The Performed Self: Inauthenticity, Social Cohesion, and the Crisis of Faith in Ugandan Churches
Authors: Musiimenta Nancy1 , Ahumuza Audrey2
Keywords: Inauthenticity and Social Cohesion
Show Abstract
This study examined the dynamics of performed religious identity in Ugandan churches and analyzed how the tension
between performative self-presentation and perceived authenticity affected individual faith experiences and
congregational social cohesion. Employing a mixed-methods research design, the study collected data from 384
church members across six purposively selected congregations representing Pentecostal, charismatic, mainline
Protestant, and Catholic traditions in Kampala and Wakiso districts, utilizing structured questionnaires, semistructured interviews with 36 participants, eight focus group discussions, and six months of observational fieldwork.

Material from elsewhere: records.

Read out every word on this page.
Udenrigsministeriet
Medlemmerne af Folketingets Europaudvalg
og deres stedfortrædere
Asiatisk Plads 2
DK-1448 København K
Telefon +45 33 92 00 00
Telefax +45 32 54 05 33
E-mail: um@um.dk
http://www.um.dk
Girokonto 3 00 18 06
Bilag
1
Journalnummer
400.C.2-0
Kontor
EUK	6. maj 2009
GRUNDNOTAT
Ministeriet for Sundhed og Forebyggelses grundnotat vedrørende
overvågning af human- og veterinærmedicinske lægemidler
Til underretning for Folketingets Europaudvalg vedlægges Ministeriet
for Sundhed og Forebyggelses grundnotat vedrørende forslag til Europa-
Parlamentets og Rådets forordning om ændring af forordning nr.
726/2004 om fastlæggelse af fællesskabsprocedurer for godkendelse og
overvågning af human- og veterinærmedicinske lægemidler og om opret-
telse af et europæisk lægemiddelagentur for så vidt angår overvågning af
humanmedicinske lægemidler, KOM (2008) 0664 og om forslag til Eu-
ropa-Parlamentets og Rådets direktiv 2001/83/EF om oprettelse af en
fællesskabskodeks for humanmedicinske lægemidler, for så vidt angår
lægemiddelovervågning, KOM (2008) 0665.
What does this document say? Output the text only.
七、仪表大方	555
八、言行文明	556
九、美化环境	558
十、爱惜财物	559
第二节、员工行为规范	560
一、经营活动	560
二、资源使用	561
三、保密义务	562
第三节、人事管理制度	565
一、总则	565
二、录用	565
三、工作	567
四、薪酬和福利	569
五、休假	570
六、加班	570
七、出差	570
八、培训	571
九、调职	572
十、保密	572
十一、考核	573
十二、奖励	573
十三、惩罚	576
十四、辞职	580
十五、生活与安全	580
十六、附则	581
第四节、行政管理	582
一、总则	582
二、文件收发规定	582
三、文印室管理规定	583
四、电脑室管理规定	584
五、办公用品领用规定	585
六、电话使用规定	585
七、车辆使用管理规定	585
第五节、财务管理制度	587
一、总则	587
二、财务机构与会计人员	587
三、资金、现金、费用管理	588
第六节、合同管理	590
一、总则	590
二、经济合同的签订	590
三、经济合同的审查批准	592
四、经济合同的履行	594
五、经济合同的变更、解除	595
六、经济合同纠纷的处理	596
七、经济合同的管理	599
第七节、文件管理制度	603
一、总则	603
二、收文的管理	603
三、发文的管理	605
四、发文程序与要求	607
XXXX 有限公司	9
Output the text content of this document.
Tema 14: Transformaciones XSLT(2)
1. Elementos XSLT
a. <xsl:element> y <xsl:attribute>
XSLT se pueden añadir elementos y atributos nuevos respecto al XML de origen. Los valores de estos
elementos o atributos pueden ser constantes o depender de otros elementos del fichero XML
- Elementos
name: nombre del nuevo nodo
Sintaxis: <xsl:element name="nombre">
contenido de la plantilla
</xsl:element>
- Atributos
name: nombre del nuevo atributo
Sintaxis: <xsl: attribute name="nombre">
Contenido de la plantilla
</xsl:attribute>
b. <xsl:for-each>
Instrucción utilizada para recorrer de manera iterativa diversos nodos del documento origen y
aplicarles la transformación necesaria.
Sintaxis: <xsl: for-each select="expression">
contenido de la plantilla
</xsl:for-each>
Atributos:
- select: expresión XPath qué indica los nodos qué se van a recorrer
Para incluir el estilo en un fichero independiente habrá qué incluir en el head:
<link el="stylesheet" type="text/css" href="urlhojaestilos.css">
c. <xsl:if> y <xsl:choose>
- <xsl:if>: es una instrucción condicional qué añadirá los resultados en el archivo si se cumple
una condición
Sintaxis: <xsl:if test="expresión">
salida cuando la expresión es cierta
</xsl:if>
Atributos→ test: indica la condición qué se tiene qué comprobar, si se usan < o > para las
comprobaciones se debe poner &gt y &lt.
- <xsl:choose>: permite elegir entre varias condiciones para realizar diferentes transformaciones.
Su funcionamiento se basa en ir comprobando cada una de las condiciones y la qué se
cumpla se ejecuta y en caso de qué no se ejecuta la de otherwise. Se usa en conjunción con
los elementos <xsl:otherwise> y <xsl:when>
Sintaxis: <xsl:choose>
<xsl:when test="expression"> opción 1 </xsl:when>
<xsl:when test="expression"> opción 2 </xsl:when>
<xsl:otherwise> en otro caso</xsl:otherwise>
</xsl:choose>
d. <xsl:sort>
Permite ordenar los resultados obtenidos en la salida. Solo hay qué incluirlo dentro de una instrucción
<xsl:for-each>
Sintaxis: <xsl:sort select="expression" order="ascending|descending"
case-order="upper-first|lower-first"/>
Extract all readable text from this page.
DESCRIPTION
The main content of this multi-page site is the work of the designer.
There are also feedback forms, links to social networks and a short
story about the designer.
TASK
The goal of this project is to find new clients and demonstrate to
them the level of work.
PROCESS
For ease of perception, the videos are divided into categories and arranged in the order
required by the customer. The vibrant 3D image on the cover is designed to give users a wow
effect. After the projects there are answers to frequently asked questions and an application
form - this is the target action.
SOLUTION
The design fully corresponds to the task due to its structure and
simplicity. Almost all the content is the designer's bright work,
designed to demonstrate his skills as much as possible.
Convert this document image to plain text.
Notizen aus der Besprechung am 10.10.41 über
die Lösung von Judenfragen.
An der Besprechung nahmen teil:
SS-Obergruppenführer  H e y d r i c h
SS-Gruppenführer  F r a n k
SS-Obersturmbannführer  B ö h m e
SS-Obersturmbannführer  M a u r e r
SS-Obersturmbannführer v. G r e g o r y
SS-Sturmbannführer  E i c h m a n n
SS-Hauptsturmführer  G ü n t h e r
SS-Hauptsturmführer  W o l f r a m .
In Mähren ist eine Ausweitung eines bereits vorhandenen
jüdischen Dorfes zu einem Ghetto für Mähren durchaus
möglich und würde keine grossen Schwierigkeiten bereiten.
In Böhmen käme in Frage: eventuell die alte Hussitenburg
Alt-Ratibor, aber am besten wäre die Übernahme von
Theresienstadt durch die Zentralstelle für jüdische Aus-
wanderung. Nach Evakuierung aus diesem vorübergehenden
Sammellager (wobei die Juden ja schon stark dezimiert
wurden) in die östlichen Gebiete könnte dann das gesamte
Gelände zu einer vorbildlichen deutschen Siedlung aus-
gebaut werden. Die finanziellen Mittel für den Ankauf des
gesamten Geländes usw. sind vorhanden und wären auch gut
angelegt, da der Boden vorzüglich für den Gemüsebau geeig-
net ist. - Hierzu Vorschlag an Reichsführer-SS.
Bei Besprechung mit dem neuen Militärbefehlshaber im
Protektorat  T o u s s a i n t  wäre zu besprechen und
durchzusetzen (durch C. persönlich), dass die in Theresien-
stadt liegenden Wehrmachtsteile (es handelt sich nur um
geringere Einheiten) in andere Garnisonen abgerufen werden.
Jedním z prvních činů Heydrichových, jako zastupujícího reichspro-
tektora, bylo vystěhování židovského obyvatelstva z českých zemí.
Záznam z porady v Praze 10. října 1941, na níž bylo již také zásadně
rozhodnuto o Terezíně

Quantitative analysis included univariate descriptions of key variables, bivariate examinations of demographic
associations, and structural equation modeling to test hypothesized relationships among performative religiosity,
perceived authenticity gap, faith commitment, and social cohesion constructs. Results revealed that performative
religiosity was moderately high across the sample (M = 3.78, SD = 0.82), with participants reporting greater perceived
inauthenticity in others (M = 3.27) than in themselves (M = 2.61), indicating self-serving biases in authenticity
assessments. Denominational variations showed Pentecostal and charismatic churches scoring significantly higher on
both performative religiosity and authenticity gaps compared to mainline Protestant and Catholic congregations, while
demographic patterns indicated that women, younger participants, and those with higher education engaged more
intensively with performative practices and reported greater awareness of authenticity discrepancies. The structural
equation model demonstrated excellent fit (CFI = 0.96, RMSEA = 0.056) and revealed that while performative
religiosity had a modest positive direct effect on faith commitment (β = 0.18, p = .001), this was offset by a stronger
negative indirect effect through authenticity gap (β = -0.20, p < .001), resulting in a non-significant total effect. For
social cohesion, performative religiosity showed no significant direct effect (β = 0.09, p = .084) but a substantial
negative indirect effect through authenticity gap (β = -0.23, p < .001), indicating complete mediation. Authenticity
gap demonstrated strong negative effects on both faith commitment (β = -0.48, p < .001) and social cohesion (β = -
0.56, p < .001), explaining 38% and 52% of variance respectively. Qualitative findings corroborated these patterns,
revealing that church members experienced performance-authenticity tensions as sources of spiritual anxiety,
employed various cognitive strategies to manage dissonance between ideal and actual religious selves, and described
how suspicions of widespread inauthenticity undermined communal trust even while maintaining institutional
participation for social and pragmatic reasons. The study concluded that Ugandan churches faced a self-undermining
dynamic where emphasis on demonstrable spirituality generated the very skepticism about authenticity that eroded
both individual faith and collective solidarity, suggesting that addressing this crisis required fundamental
reconsideration of how religious communities balance performative and authentic dimensions of spiritual life rather
than simply condemning hypocrisy or demanding greater sincerity from individual believers.